Sisko’s road of good intentions includes getting the forger (Howard Shangraw) Garak needs out of a Klingon prison and the bribing Quark (Armin Shimerman) who gets stabbed by Sisko’s guest in a drunken brawl, because of the captain’s desperate need for the forger’s help in creating a the holodeck recording. Looking back, Sisko can count any number of steps as going too far, but at the time each step was necessary to complete the goal (a goal which Starfleet Command happily agreed upon). In order to purchase the genuine Cardassian optolythic data rod needed for the forgery, Sisko also was forced to fight Bashir for bio-mimetic gel, a controlled substance which could be used for any number of dangerous or immoral ways, because it is the only method of payment the supplier would accept.
Then, of course, there are the methods Garak takes to ensure the recording will be taken seriously. Garak’s methods involve killing the Senator and framing the Dominion for the destruction of the Romulan Senator’s shuttlecraft leaving breadcrumbs and the datarod to be discovered by the Tal Shiar. Any imperfections with the rod will be dismissed as a result of the explosion and not a forgery, and the Dominion’s denials of their legitimacy will only further infuriate the Romulans. Closing the loop, Garak also has the forger killed leaving no one alive to expose his methods and means.

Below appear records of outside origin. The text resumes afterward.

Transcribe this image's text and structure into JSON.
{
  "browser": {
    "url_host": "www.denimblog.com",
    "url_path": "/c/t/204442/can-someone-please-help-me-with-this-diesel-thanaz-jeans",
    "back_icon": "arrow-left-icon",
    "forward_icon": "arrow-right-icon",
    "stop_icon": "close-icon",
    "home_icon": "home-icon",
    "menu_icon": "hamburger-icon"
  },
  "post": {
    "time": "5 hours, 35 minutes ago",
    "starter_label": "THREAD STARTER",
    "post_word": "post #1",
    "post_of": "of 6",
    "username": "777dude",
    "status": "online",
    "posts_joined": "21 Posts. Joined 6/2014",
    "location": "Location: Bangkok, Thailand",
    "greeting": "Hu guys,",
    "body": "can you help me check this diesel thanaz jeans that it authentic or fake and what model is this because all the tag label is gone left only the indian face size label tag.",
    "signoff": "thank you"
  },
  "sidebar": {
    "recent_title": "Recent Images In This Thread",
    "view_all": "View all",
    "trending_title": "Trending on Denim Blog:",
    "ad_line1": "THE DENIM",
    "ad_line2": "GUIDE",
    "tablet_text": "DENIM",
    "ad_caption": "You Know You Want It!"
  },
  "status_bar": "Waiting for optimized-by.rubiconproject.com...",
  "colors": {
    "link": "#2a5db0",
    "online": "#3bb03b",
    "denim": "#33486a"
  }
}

Much of the fallout comes out during the violent confrontation between Sisko and Garak late in the episode which reveals just how well the former spy’s plan works. Romulus joins in the war against the Dominion and, as Garak stated, all it cost “was the life of one Romulan senator, one criminal, and the self-respect of one Starfleet officer.” The choices he makes leaves Sisko shaken and burdened, but forced to live with those decisions as he deletes the log and accepts the win which will turn the tide of the war.
The script went through several drafts and revisions, all of which centered around a pivotal moment in the war, but the early drafts heavily featuring Jake, who doesn’t even appear in the final episode, uncovering a dark secret. The episode is one of the highest regarded of the series, often ranking at or near the top of fan polls even though some argue its also potentially the darkest episode of Star Trek ever filmed in regards to the ideals of Starfleet created by Gene Roddenberry (I guess those people never saw Voyager‘s far more problematic episode “Tuvix.”)
The structure of the episode, with Sisko talking directly to the camera while recording his log, and providing narration to some of the flashbacks, is unusual for the series while highlighting the weight and emotional toll on Sisko as he struggles to rationalize that the ends, in this instance, have indeed justified the means (something, even at the end, he can’t completely accept). The hard decisions made in war linger, and the consequences of them are not so easily forgotten.